Salvando las distancias, Lisandro Alonso –gran exponente del nuevo cine argentino– vindica una experiencia pertinente. Su nueva película, la espléndida “Eureka” (2023; se estrena hoy), empieza con una escena que, inconscientemente, dialoga con Scorsese. Si el primero sobrevolaba la memoria para contemplar el último reducto Osage como hormiguitas a vista de pájaro, el segundo propone otra mítica, otra forma de acercarse al wéstern con la lírica de Fabián Casas y una fotografía equilibrada entre Timo Salminen y Mauro Herce. De entrada, empieza con un tambor, pero no hay tribu, sino un guerrero sioux mimetizado con las rocas. Alonso no lo filma en cenital, como el demiurgo de “Casino” (Martin Scorsese, 1995), sino en contrapicado, y descubre un carruaje con Viggo Mortensen en la piel de un padre que quiere rescatar a su hija de unos forajidos.
El dispositivo se revela complejo. Todo empieza como simulación del salvaje oeste –filmada en escenarios leone de Almería– y se transforma en un juego de espejos e ironías. No es casual que Mortensen tenga el mismo cometido que en “Jauja” (2014), la anterior película de Alonso, donde interpretaba a un militar danés recorriendo agotado una Patagonia rocosa.
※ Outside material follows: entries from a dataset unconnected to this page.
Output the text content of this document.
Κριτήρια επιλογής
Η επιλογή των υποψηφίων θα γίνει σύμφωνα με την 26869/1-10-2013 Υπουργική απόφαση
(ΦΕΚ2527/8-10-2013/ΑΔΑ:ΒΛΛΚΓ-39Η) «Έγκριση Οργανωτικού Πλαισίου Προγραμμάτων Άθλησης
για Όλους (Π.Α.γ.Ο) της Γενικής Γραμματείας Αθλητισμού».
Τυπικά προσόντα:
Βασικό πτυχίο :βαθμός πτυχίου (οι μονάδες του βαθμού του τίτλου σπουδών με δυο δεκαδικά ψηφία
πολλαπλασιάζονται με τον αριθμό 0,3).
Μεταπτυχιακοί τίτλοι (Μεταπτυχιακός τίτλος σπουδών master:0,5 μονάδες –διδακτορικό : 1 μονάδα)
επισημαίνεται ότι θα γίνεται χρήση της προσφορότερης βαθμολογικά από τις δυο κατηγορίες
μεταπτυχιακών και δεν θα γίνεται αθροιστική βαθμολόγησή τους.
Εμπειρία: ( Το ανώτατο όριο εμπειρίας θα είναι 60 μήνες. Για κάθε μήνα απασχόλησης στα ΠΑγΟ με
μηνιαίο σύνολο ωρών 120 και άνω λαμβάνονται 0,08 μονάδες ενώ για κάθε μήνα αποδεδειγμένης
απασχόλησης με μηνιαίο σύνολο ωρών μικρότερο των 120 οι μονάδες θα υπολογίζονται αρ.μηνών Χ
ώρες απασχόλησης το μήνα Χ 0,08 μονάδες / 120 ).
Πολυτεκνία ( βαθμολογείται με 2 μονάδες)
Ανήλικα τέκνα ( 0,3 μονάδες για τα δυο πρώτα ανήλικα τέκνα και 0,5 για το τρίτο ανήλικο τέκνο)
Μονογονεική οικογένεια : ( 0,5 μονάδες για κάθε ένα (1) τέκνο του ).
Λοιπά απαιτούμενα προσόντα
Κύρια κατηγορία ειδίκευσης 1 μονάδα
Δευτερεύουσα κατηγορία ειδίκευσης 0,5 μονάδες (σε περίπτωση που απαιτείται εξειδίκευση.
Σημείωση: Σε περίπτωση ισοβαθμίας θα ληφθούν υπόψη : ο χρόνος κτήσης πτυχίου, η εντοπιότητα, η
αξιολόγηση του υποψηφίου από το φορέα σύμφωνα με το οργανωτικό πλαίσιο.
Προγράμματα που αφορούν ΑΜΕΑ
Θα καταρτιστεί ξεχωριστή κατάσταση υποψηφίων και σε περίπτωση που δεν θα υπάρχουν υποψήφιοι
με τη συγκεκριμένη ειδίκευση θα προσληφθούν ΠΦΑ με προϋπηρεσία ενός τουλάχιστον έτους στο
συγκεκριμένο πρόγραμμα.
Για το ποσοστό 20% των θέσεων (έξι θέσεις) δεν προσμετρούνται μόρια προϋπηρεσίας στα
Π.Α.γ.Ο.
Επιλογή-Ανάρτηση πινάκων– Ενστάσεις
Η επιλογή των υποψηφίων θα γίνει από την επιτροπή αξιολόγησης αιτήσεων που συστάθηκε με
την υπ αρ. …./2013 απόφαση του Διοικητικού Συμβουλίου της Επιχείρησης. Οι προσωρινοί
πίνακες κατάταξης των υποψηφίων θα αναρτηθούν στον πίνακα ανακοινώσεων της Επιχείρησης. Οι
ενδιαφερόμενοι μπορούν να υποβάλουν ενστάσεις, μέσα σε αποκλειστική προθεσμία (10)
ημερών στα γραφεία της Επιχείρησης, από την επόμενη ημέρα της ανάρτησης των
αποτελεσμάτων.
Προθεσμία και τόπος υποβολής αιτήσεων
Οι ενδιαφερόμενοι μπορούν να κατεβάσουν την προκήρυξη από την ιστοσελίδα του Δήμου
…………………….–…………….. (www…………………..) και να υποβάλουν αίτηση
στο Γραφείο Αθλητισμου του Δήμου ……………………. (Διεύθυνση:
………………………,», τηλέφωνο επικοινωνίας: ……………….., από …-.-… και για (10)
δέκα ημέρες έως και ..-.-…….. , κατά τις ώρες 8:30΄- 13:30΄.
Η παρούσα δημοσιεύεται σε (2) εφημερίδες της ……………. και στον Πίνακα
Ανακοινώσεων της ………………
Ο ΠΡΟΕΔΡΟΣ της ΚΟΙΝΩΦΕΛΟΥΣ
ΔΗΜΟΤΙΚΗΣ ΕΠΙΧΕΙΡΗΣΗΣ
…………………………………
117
Tampoco que la actriz Viilbjørk Malling encarne el mismo papel de joven desaparecida en ambas propuestas. Este es el primer síntoma de una película que se comporta como un delta, ramificándose en múltiples meandros.
No es que “Eureka” tome prestado los códigos de “Centauros del desierto” (John Ford, 1956). Es que los géneros saltan por los aires en este cruce de historias no procesadas. Así, el wéstern vira hacia sendas señalizadas, como un policíaco con tintes sociales interpretado por nativas –una de ellas, Sadie Lapointe, candidata al casting en la película de Scorsese–, pero también hacia un lugar y tiempo de mirada esotérica donde las esencias se reordenan a través de un rito en la reserva oglala de Dakota del Sur o una práctica curativa con ungüentos en el Brasil guaraní de los años setenta.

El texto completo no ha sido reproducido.